Analyzing the Shuffle Model through the Lens of Quantitative Information Flow

Local differential privacy (LDP) is a variant of differential privacy (DP) that avoids the need for a trusted central curator, at the cost of a worse trade-off between privacy and utility. The shuffle model is a way to provide greater anonymity to users by randomly permuting their messages, so that the link between users and their reported values is lost to the data collector. By combining an LDP mechanism with a shuffler, privacy can be improved at no cost for the accuracy of operations insensitive to permutations, thereby improving utility in many tasks. However, the privacy implications of shuffling are not always immediately evident, and derivations of privacy bounds are made on a case-by-case basis. In this paper, we analyze the combination of LDP with shuffling in the rigorous framework of quantitative information flow (QIF), and reason about the resulting resilience to inference attacks. QIF naturally captures randomization mechanisms as information-theoretic channels, thus allowing for precise modeling of a variety of inference attacks in a natural way and for measuring the leakage of private information under these attacks. We exploit symmetries of the particular combination of k-RR mechanisms with the shuffle model to achieve closed formulas that express leakage exactly. In particular, we provide formulas that show how shuffling improves protection against leaks in the local model, and study how leakage behaves for various values of the privacy parameter of the LDP mechanism. In contrast to the strong adversary from differential privacy, we focus on an uninformed adversary, who does not know the value of any individual in the dataset. This adversary is often more realistic as a consumer of statistical datasets, and we show that in some situations mechanisms that are equivalent w.r.t. the strong adversary can provide different privacy guarantees under the uninformed one.

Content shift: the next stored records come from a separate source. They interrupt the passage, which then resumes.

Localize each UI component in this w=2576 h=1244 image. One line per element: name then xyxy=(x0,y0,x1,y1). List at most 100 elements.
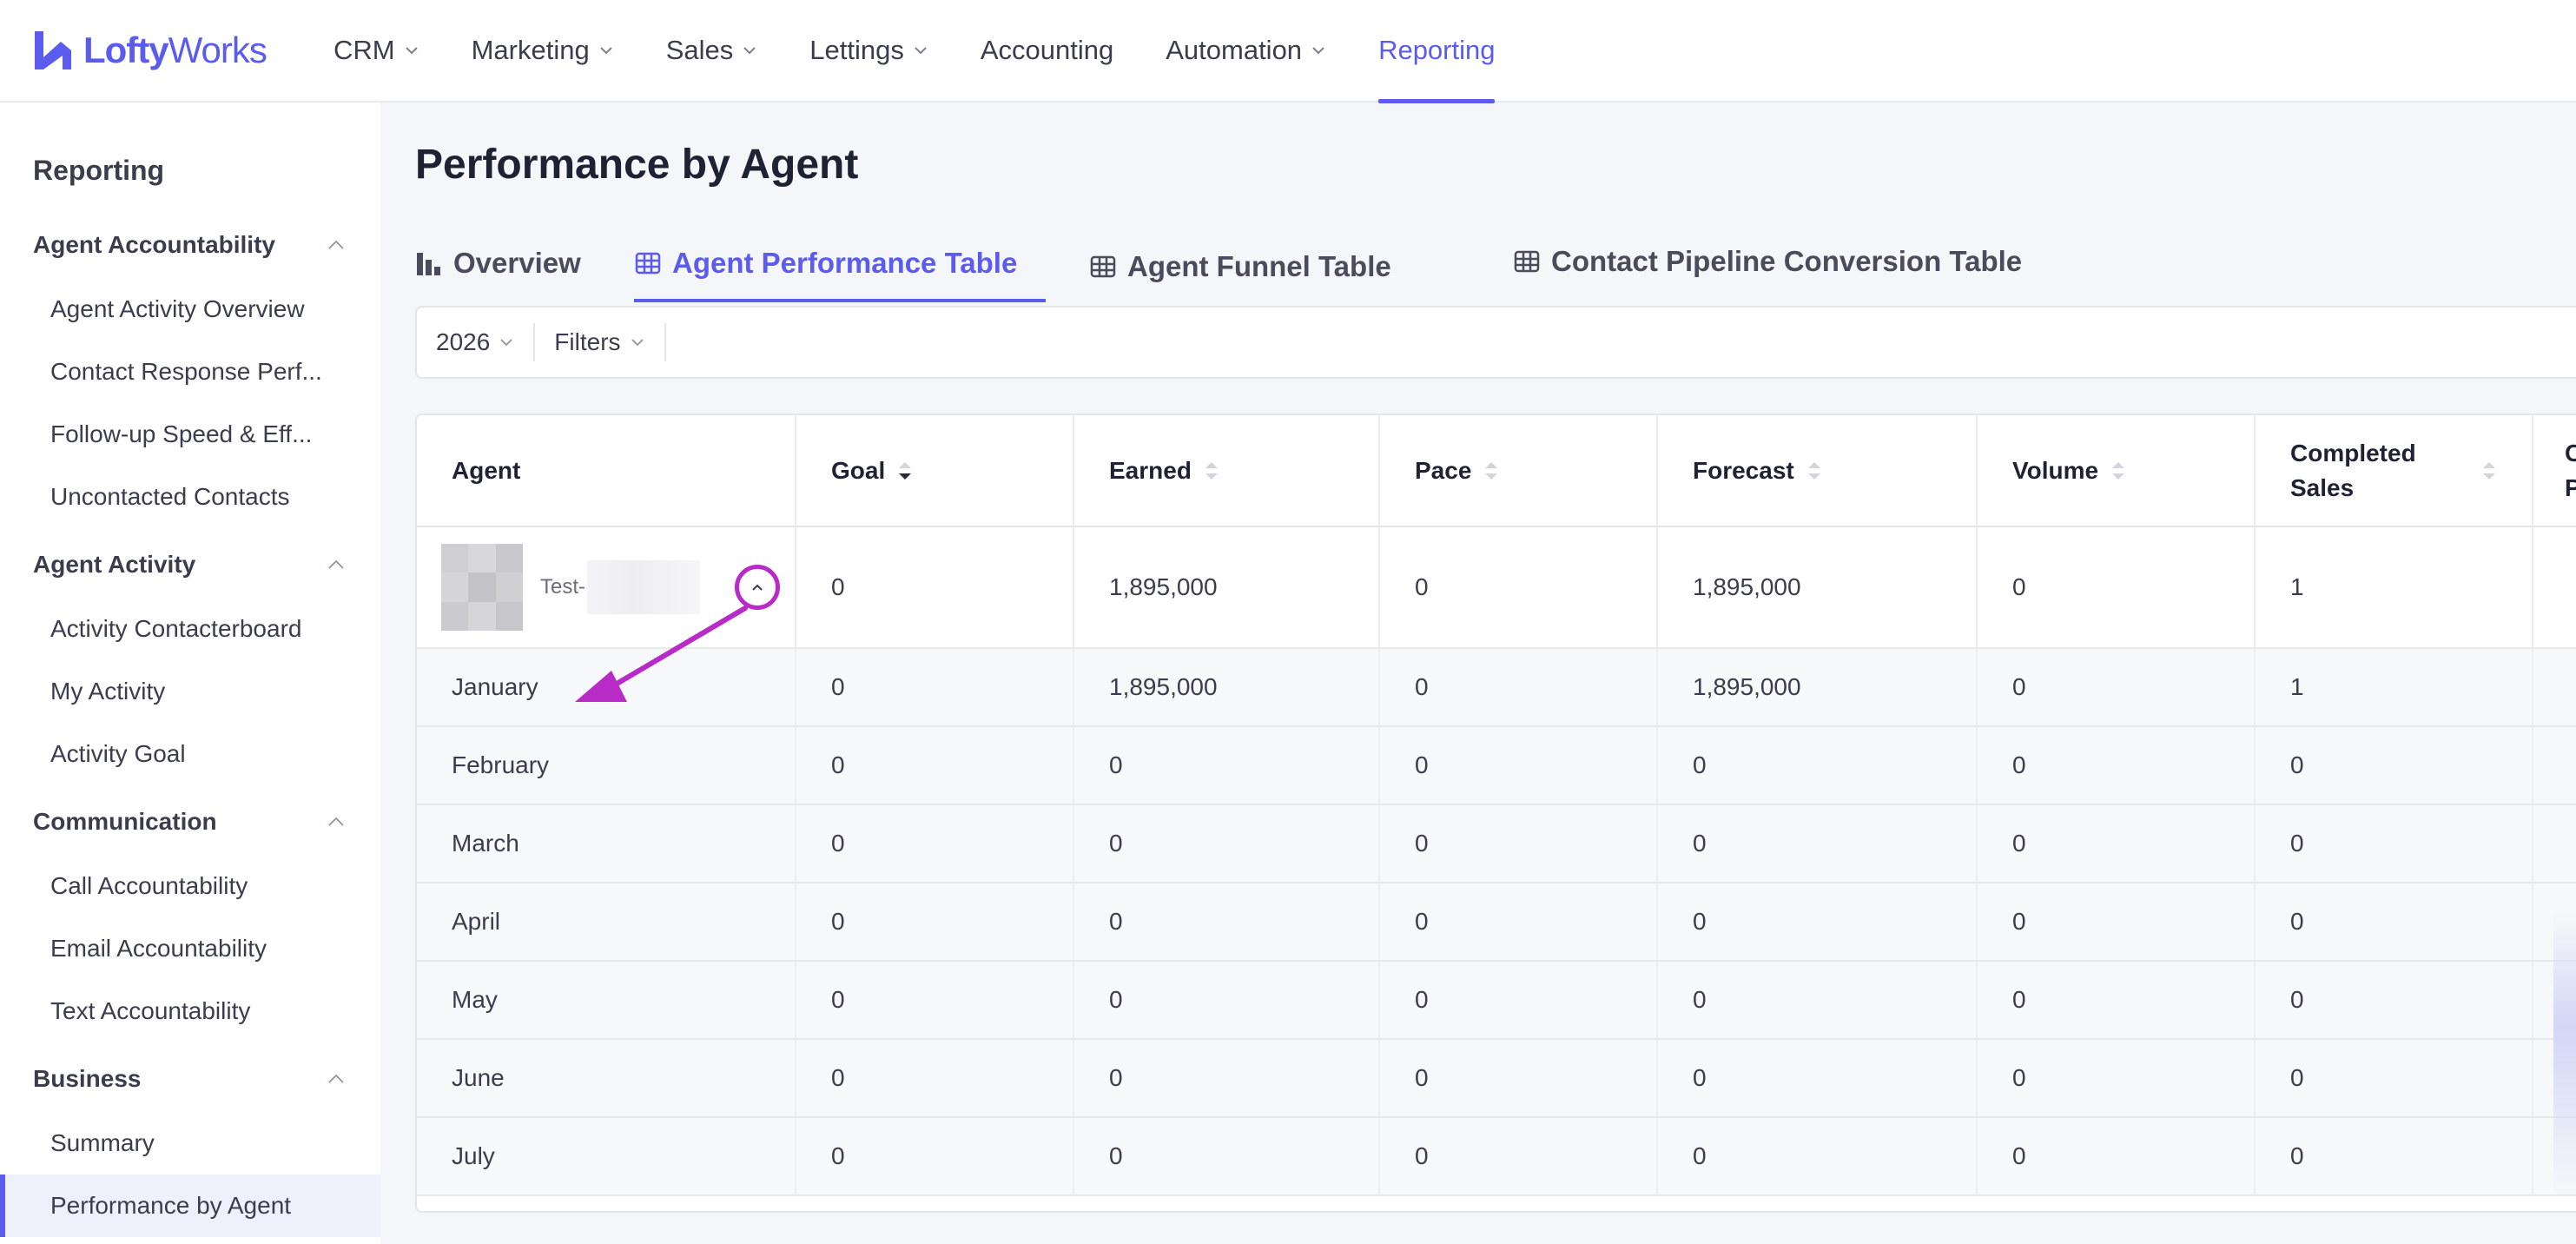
cell-forecast: 0 xyxy=(1657,804,1978,883)
sidebar-title: Reporting xyxy=(33,155,165,186)
tab-agent-performance-table[interactable]: Agent Performance Table xyxy=(634,247,1017,280)
table-icon xyxy=(1514,250,1540,273)
column-header-goal[interactable]: Goal xyxy=(796,415,1074,527)
sidebar-item-summary[interactable]: Summary xyxy=(50,1129,155,1156)
cell-pace: 0 xyxy=(1379,804,1658,883)
cell-month: June xyxy=(417,1039,796,1118)
sidebar-active-highlight xyxy=(0,1175,380,1237)
agent-name: Test- xyxy=(540,560,701,614)
cell-pace: 0 xyxy=(1379,1039,1658,1118)
chevron-down-icon xyxy=(600,47,612,55)
sidebar-group-communication[interactable]: Communication xyxy=(33,808,346,836)
nav-marketing[interactable]: Marketing xyxy=(472,0,614,102)
column-header-earned[interactable]: Earned xyxy=(1073,415,1380,527)
filters-button[interactable]: Filters xyxy=(535,323,664,361)
tab-agent-funnel-table[interactable]: Agent Funnel Table xyxy=(1089,250,1391,283)
cell-forecast: 0 xyxy=(1657,883,1978,962)
sidebar-item-email-accountability[interactable]: Email Accountability xyxy=(50,935,268,962)
avatar xyxy=(441,544,523,631)
sidebar-group-agent-activity[interactable]: Agent Activity xyxy=(33,551,346,579)
table-icon xyxy=(635,252,661,275)
cell-truncated xyxy=(2533,648,2576,727)
cell-earned: 0 xyxy=(1073,804,1380,883)
nav-sales[interactable]: Sales xyxy=(666,0,758,102)
sort-icon[interactable] xyxy=(2481,461,2497,480)
column-header-agent: Agent xyxy=(417,415,796,527)
tab-contact-pipeline-conversion-table[interactable]: Contact Pipeline Conversion Table xyxy=(1513,245,2022,278)
sidebar-item-agent-activity-overview[interactable]: Agent Activity Overview xyxy=(50,295,305,322)
nav-lettings[interactable]: Lettings xyxy=(809,0,928,102)
cell-pace: 0 xyxy=(1379,648,1658,727)
cell-truncated xyxy=(2533,726,2576,805)
sidebar-group-agent-accountability[interactable]: Agent Accountability xyxy=(33,231,346,259)
column-header-truncated[interactable]: C P xyxy=(2533,415,2576,527)
agent-cell: Test- xyxy=(417,526,796,649)
cell-truncated xyxy=(2533,804,2576,883)
cell-goal: 0 xyxy=(796,726,1074,805)
cell-goal: 0 xyxy=(796,526,1074,649)
sidebar-item-performance-by-agent[interactable]: Performance by Agent xyxy=(50,1192,292,1219)
chevron-down-icon xyxy=(743,47,756,55)
cell-forecast: 0 xyxy=(1657,726,1978,805)
chevron-down-icon xyxy=(405,47,418,55)
sort-icon[interactable] xyxy=(1204,461,1219,480)
cell-goal: 0 xyxy=(796,1117,1074,1196)
table-row-agent[interactable]: Test- 0 1,895,000 0 1,895,000 0 1 xyxy=(417,526,2576,649)
divider xyxy=(533,323,536,361)
column-header-forecast[interactable]: Forecast xyxy=(1657,415,1978,527)
chevron-up-icon xyxy=(328,817,344,826)
cell-earned: 0 xyxy=(1073,883,1380,962)
brand-logo[interactable]: LoftyWorks xyxy=(31,28,292,73)
table-row-month: January 0 1,895,000 0 1,895,000 0 1 xyxy=(417,648,2576,727)
table-header: Agent Goal Earned Pace Forecast Volume C… xyxy=(417,415,2576,527)
column-header-volume[interactable]: Volume xyxy=(1977,415,2256,527)
sidebar-item-text-accountability[interactable]: Text Accountability xyxy=(50,997,251,1024)
cell-truncated xyxy=(2533,526,2576,649)
cell-completed-sales: 0 xyxy=(2255,1039,2533,1118)
sort-icon[interactable] xyxy=(2110,461,2126,480)
cell-forecast: 0 xyxy=(1657,961,1978,1040)
year-select[interactable]: 2026 xyxy=(417,323,533,361)
cell-completed-sales: 0 xyxy=(2255,883,2533,962)
sidebar-item-follow-up-speed[interactable]: Follow-up Speed & Eff... xyxy=(50,420,313,447)
sidebar-item-activity-goal[interactable]: Activity Goal xyxy=(50,740,186,767)
nav-accounting[interactable]: Accounting xyxy=(980,35,1114,65)
cell-pace: 0 xyxy=(1379,1117,1658,1196)
tab-overview[interactable]: Overview xyxy=(415,247,581,280)
top-navigation: LoftyWorks CRM Marketing Sales Lettings … xyxy=(0,0,2576,103)
sort-icon[interactable] xyxy=(1483,461,1499,480)
main-menu: CRM Marketing Sales Lettings Accounting … xyxy=(334,0,1547,103)
sidebar-item-call-accountability[interactable]: Call Accountability xyxy=(50,872,248,899)
table-row-month: March 0 0 0 0 0 0 xyxy=(417,804,2576,883)
cell-volume: 0 xyxy=(1977,1117,2256,1196)
table-row-month: February 0 0 0 0 0 0 xyxy=(417,726,2576,805)
table-icon xyxy=(1090,255,1116,278)
chevron-up-icon xyxy=(328,1074,344,1083)
cell-completed-sales: 0 xyxy=(2255,1117,2533,1196)
active-tab-indicator xyxy=(634,299,1046,302)
sidebar-item-activity-contacterboard[interactable]: Activity Contacterboard xyxy=(50,615,302,642)
chevron-down-icon xyxy=(631,339,644,347)
nav-crm[interactable]: CRM xyxy=(334,0,419,102)
sort-icon[interactable] xyxy=(1807,461,1822,480)
sort-desc-icon[interactable] xyxy=(897,461,913,480)
column-header-completed-sales[interactable]: Completed Sales xyxy=(2255,415,2533,527)
sidebar-item-uncontacted-contacts[interactable]: Uncontacted Contacts xyxy=(50,483,290,510)
filter-bar: 2026 Filters xyxy=(415,306,2576,379)
cell-month: March xyxy=(417,804,796,883)
sidebar-item-contact-response[interactable]: Contact Response Perf... xyxy=(50,358,322,385)
cell-goal: 0 xyxy=(796,648,1074,727)
cell-goal: 0 xyxy=(796,961,1074,1040)
sidebar-group-business[interactable]: Business xyxy=(33,1065,346,1093)
cell-volume: 0 xyxy=(1977,961,2256,1040)
column-header-pace[interactable]: Pace xyxy=(1379,415,1658,527)
cell-goal: 0 xyxy=(796,1039,1074,1118)
cell-earned: 0 xyxy=(1073,1117,1380,1196)
cell-month: July xyxy=(417,1117,796,1196)
cell-completed-sales: 0 xyxy=(2255,804,2533,883)
nav-automation[interactable]: Automation xyxy=(1166,0,1326,102)
sidebar-item-my-activity[interactable]: My Activity xyxy=(50,678,166,705)
nav-reporting[interactable]: Reporting xyxy=(1378,0,1496,103)
collapse-row-button[interactable] xyxy=(735,565,781,610)
logo-icon xyxy=(35,31,71,69)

翻译：局部差分隐私（LDP）是差分隐私（DP）的一种变体，其无需可信中心数据管理员，但代价是隐私与效用之间的权衡更差。混洗模型通过随机排列用户消息，使数据收集者无法将用户与其报告值关联，从而为用户提供更强的匿名性。通过将LDP机制与混洗器结合，可在不损害对排列不敏感的操作准确性的前提下提升隐私保护，进而提高许多任务中的效用。然而，混洗的隐私影响并非总是显而易见，且隐私界限的推导需逐例进行。本文在定量信息流（QIF）的严格框架下分析LDP与混洗的结合，并探讨其对抗推断攻击的鲁棒性。QIF自然地将随机化机制建模为信息论信道，从而能以自然方式精确刻画多种推断攻击，并度量这些攻击下的隐私泄露量。我们利用k-RR机制与混洗模型特定组合的对称性，推导出精确表达泄露量的封闭公式。具体而言，我们给出公式展示混洗如何增强对局部模型中泄露的保护，并研究隐私泄露随LDP机制隐私参数的变化规律。与差分隐私中的强敌手不同，我们聚焦于一种无信息敌手——该敌手不了解数据集中任何个体的取值。此类敌手作为统计数据集的消费者往往更具现实性，我们证明：在某些情况下，相对于强敌手等效的机制，在无信息敌手下可能提供不同的隐私保障。